I'm assuming this is a build? The higher you can get the trigger plate in to the stock the thinner you can make the whole breech area. If you want to, you could even bend the sear bar up a bit, but be careful so that it doesn't bind on the lock plate.

I like to make my guns so that the front foot of the TG is just barely breaking through in to the RR channel. The deeper you can seat the TG, the deeper you can seat the trigger plate, but of course, the lock and trigger internals are paramount to function. It does not good to make it thin if it doesn't work.
 
Thanks for the replies fellows.
I have double lever set triggers in a kit Im just finishing. I ll have a chance to look into it this weekend.
 
If you will notice, when you cock a gun, the sear bar will drop down, just a tiny bit, before it goes into the full cock notch. There must be a tiny amount of clearance between the trigger bar and the sear bar in order for this to happen. I have at least one rifle, that was inletted a little too deep. I have a thin spacer(washer)in place to allow for the necessary clearance. Try, this before you modify.
 
Usually those trigger blades are a little taller than they need to be, which means they can be filed down. (Not so much so for the set trigger blade, but the single action one, if it has that feature.) The set trigger blade needs to have room to fully unload the set spring before it contacts the sear bar After that it is actually losing momentum the further it has to travel to trip the sear.

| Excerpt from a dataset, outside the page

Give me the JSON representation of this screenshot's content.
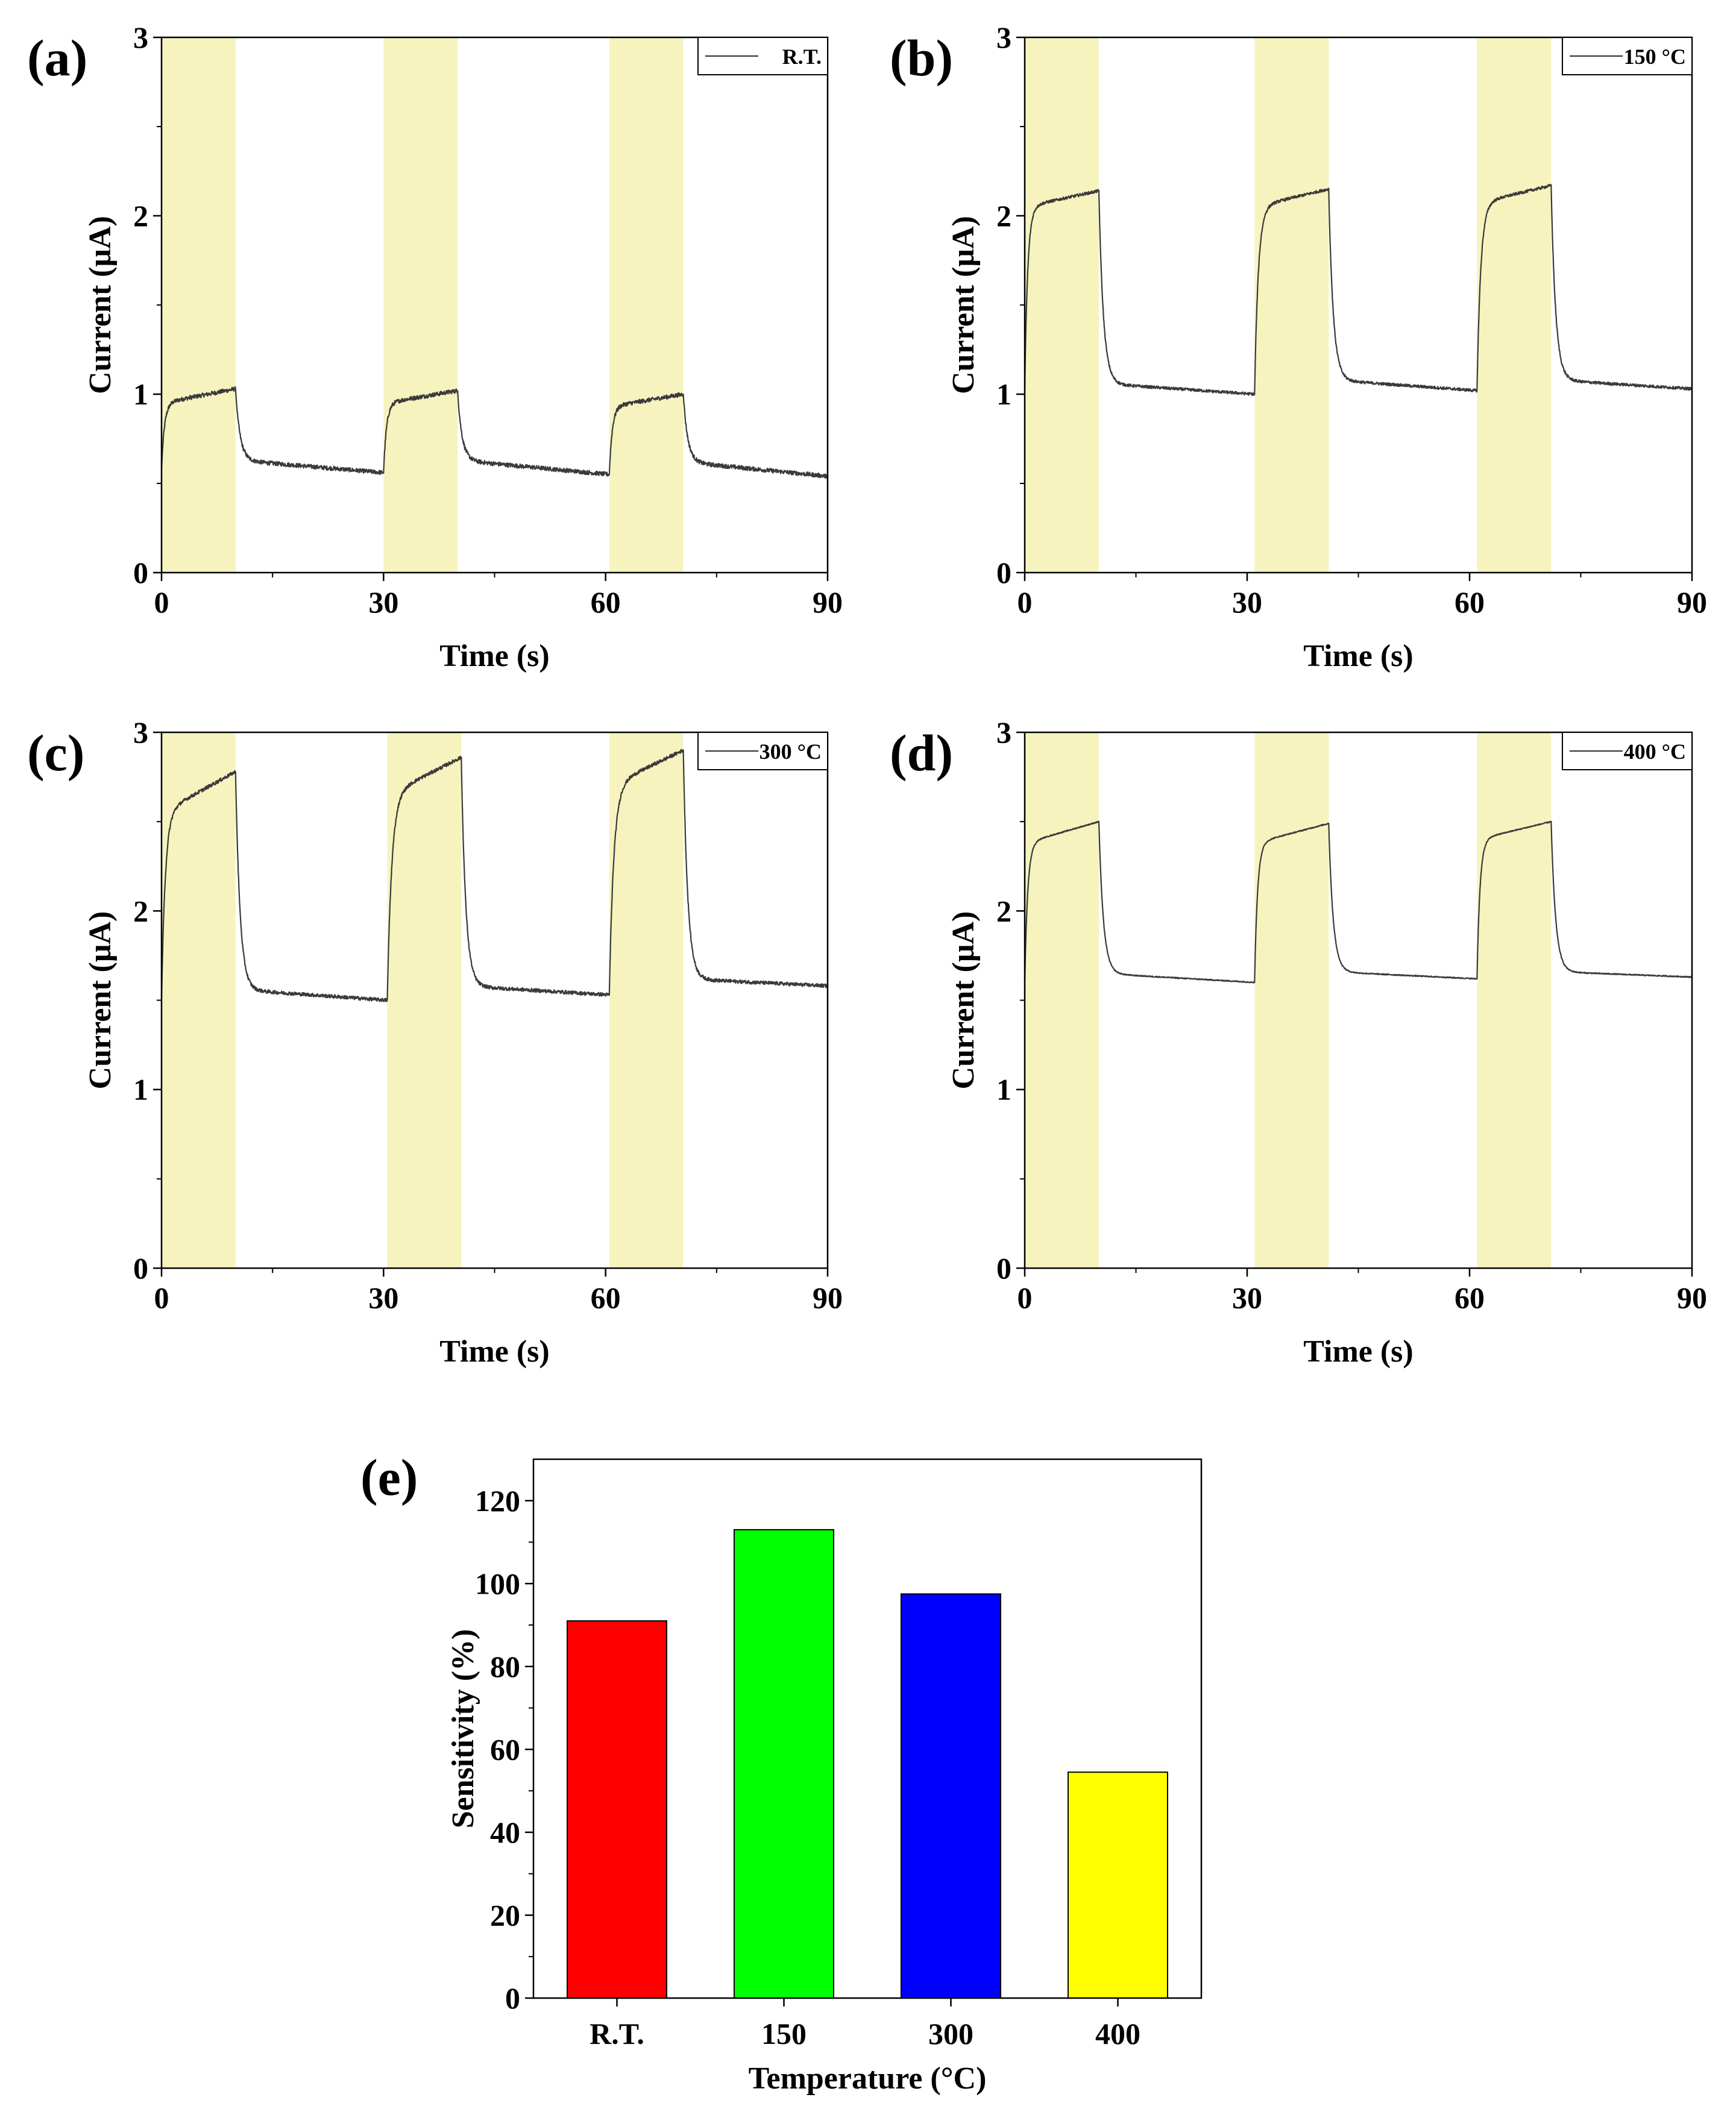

With the last two guns I built (one a simple pinned trigger and the other a Double Action Single Set Trigger) . I located the trigger blade so the sear bar was slightly loaded when the cock was down. Usually that meant the cock would not engage the tumbler notches. Then, I filed on the trigger blades a little bit at a time until it WOULD work 100% reliably, but just barely. The sear bar is at it's lowest position when it's at rest, so that let the sear provide forward pressure on the trigger in that position, as, I hate slack and sloppy triggers. It's slow and tedious work to assemble, test, file, reassemble, repeat, but trigger function is one of those things you want right when the gun is done.

Of course, once there is stain and a seal cote in the trigger inlet odds are you're going to need to clear wood again to make it function when you do your final assembly, but you'll have gotten it really really close when you built it "dry".

P.S.; That's also why I don't drill and pin my TG until the last minute either.
 
New set triggers, like all of the parts we use to build these guns are just "rough stock" when we get them.

Most things are made oversize so they can be machined, filed, ground or modified to fit the build the maker is working on.

This is the reason the triggers don't work after they are just screwed in place.

File the top of the front trigger blade (the area on top of the trigger that pushes against the lock sear arm) down so the trigger has a little "shake" to it when the lock is at full and at half cock.

The position of the sear arm is usually slightly different when the lock is at half cock and when it is at full cock and the trigger must not be touching the sear arm at any time when the lock is in either position. If it is, the gun may be unsafe.
 
Thanks for all the input and advice on this one. first rounds down range this afternoon went very well. It was just a bit of filing the trigger bar and adjusting the spring to function. Just need some tuning now. I found on track of the wolf a good description of what you guys have explained with pictures to help.